Достал тетрадь, ручку, высвободил край стола. Мысли путались. «В институте онкологии и медицинской радиологии свила гнездо шайка преступников… потому что на десять девчонок по статистике девять ребят… ведется травля честных, преданных своему делу… любовь — кольцо, а у кольца начала нет и нет конца… эксперименты, которые угрожают жизни… эй, гусар, ней вино из полных чар и песню пой…»

Ярошевич плюнул, вырвал лист и снова заелозил по бумаге ручкой. Писал, словно в наказание общественную уборную чистил, — без подъема, без сладкого чувства власти над другими людьми, над их мыслями и поступками.
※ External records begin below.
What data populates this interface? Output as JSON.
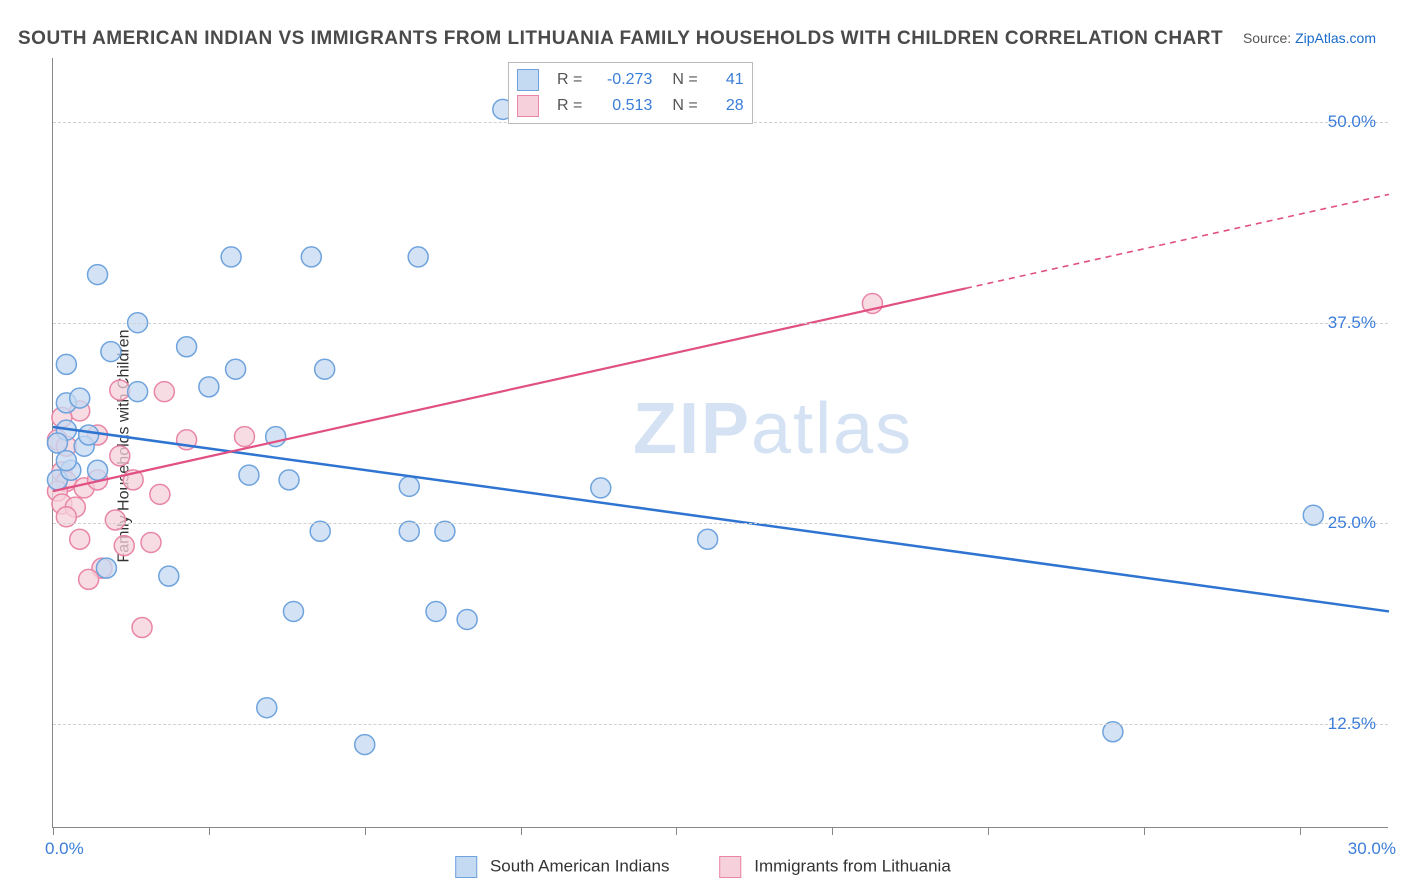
{
  "title": "SOUTH AMERICAN INDIAN VS IMMIGRANTS FROM LITHUANIA FAMILY HOUSEHOLDS WITH CHILDREN CORRELATION CHART",
  "source_label": "Source:",
  "source_name": "ZipAtlas.com",
  "ylabel": "Family Households with Children",
  "watermark": "ZIPatlas",
  "chart": {
    "type": "scatter",
    "x_domain": [
      0,
      30
    ],
    "y_domain": [
      6,
      54
    ],
    "y_gridlines": [
      12.5,
      25.0,
      37.5,
      50.0
    ],
    "y_tick_labels": [
      "12.5%",
      "25.0%",
      "37.5%",
      "50.0%"
    ],
    "x_ticks": [
      0,
      3.5,
      7,
      10.5,
      14,
      17.5,
      21,
      24.5,
      28
    ],
    "x_axis_labels": [
      {
        "value": 0,
        "text": "0.0%"
      },
      {
        "value": 30,
        "text": "30.0%"
      }
    ],
    "background_color": "#ffffff",
    "grid_color": "#d0d0d0",
    "axis_color": "#888888",
    "series": [
      {
        "name": "South American Indians",
        "color_fill": "#c4d9f2",
        "color_stroke": "#6fa3dd",
        "line_color": "#2e74d0",
        "marker_radius": 10,
        "marker_opacity": 0.75,
        "R": "-0.273",
        "N": "41",
        "trend": {
          "x1": 0,
          "y1": 31.0,
          "x2": 30,
          "y2": 19.5,
          "dashed_from_x": null
        },
        "points": [
          [
            10.1,
            50.8
          ],
          [
            1.0,
            40.5
          ],
          [
            4.0,
            41.6
          ],
          [
            5.8,
            41.6
          ],
          [
            8.2,
            41.6
          ],
          [
            1.9,
            37.5
          ],
          [
            1.3,
            35.7
          ],
          [
            0.3,
            34.9
          ],
          [
            3.0,
            36.0
          ],
          [
            4.1,
            34.6
          ],
          [
            1.9,
            33.2
          ],
          [
            3.5,
            33.5
          ],
          [
            6.1,
            34.6
          ],
          [
            0.3,
            32.5
          ],
          [
            0.6,
            32.8
          ],
          [
            0.3,
            30.8
          ],
          [
            0.1,
            30.0
          ],
          [
            0.1,
            27.7
          ],
          [
            0.4,
            28.3
          ],
          [
            0.7,
            29.8
          ],
          [
            1.0,
            28.3
          ],
          [
            5.0,
            30.4
          ],
          [
            4.4,
            28.0
          ],
          [
            5.3,
            27.7
          ],
          [
            8.0,
            27.3
          ],
          [
            6.0,
            24.5
          ],
          [
            8.0,
            24.5
          ],
          [
            8.8,
            24.5
          ],
          [
            12.3,
            27.2
          ],
          [
            14.7,
            24.0
          ],
          [
            28.3,
            25.5
          ],
          [
            1.2,
            22.2
          ],
          [
            2.6,
            21.7
          ],
          [
            5.4,
            19.5
          ],
          [
            8.6,
            19.5
          ],
          [
            9.3,
            19.0
          ],
          [
            7.0,
            11.2
          ],
          [
            4.8,
            13.5
          ],
          [
            23.8,
            12.0
          ],
          [
            0.3,
            28.9
          ],
          [
            0.8,
            30.5
          ]
        ]
      },
      {
        "name": "Immigrants from Lithuania",
        "color_fill": "#f6d0db",
        "color_stroke": "#e986a6",
        "line_color": "#e15082",
        "marker_radius": 10,
        "marker_opacity": 0.75,
        "R": "0.513",
        "N": "28",
        "trend": {
          "x1": 0,
          "y1": 27.0,
          "x2": 30,
          "y2": 45.5,
          "dashed_from_x": 20.5
        },
        "points": [
          [
            18.4,
            38.7
          ],
          [
            1.5,
            33.3
          ],
          [
            2.5,
            33.2
          ],
          [
            0.6,
            32.0
          ],
          [
            0.2,
            31.6
          ],
          [
            0.1,
            30.2
          ],
          [
            0.3,
            29.8
          ],
          [
            1.0,
            30.5
          ],
          [
            1.5,
            29.2
          ],
          [
            3.0,
            30.2
          ],
          [
            4.3,
            30.4
          ],
          [
            0.2,
            28.2
          ],
          [
            0.3,
            27.6
          ],
          [
            0.1,
            27.0
          ],
          [
            0.7,
            27.2
          ],
          [
            1.0,
            27.7
          ],
          [
            1.8,
            27.7
          ],
          [
            0.2,
            26.2
          ],
          [
            0.5,
            26.0
          ],
          [
            0.3,
            25.4
          ],
          [
            1.4,
            25.2
          ],
          [
            1.6,
            23.6
          ],
          [
            2.2,
            23.8
          ],
          [
            0.6,
            24.0
          ],
          [
            1.1,
            22.2
          ],
          [
            0.8,
            21.5
          ],
          [
            2.4,
            26.8
          ],
          [
            2.0,
            18.5
          ]
        ]
      }
    ]
  },
  "stats_box": {
    "R_label": "R =",
    "N_label": "N ="
  },
  "bottom_legend": {
    "series1_label": "South American Indians",
    "series2_label": "Immigrants from Lithuania"
  }
}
Он не мог спрятаться ни за закорючку, заменявшую подпись, ни за высокопарную болтовню о служении высоким идеалам народного здравоохранения, за которую спрятался Белозеров. Работа была не только грязная, но и опасная, мысль, что золотарям хорошо платят, не приносила облегчения: и на плате надует.

Что-то надломилось, сместилось в его душе, и он ощущал, что ненавидит своего благодетеля куда отчаянней, чем своих врагов. Да, Вересов и Сухоруков презирали, но не помыкали, как лакеем, а этот… Руки не подал, барин, замараться боялся. А ведь ты все равно свернешь себе шею, подумал он. Раньше или позже — свернешь. Диалектика… Ах, Рита, Рита, что ж ты наделала! Да я б ему завтра в харю плюнул, в холеную самодовольную харю, будь у меня хоть какая-то надежда выкрутиться. А теперь поди плюнь, в грузчики придется переквалифицироваться. Поздно. Да и не хочется.

Нетвердой рукой он плеснул в стакан водки, выпил, занюхал корочкой. Вспомнил, как легко, весело писалось письмо жене Вересова и совсем заскучал. Вот была работка — удовольствие. Ты меня выгнать грозишься, я тебе — тоже не торт к празднику. Покрутишься карасем на сковороде, когда Ольга Михайловна в оборот возьмет. Как говорится, за око — оба, за зуб — челюсть.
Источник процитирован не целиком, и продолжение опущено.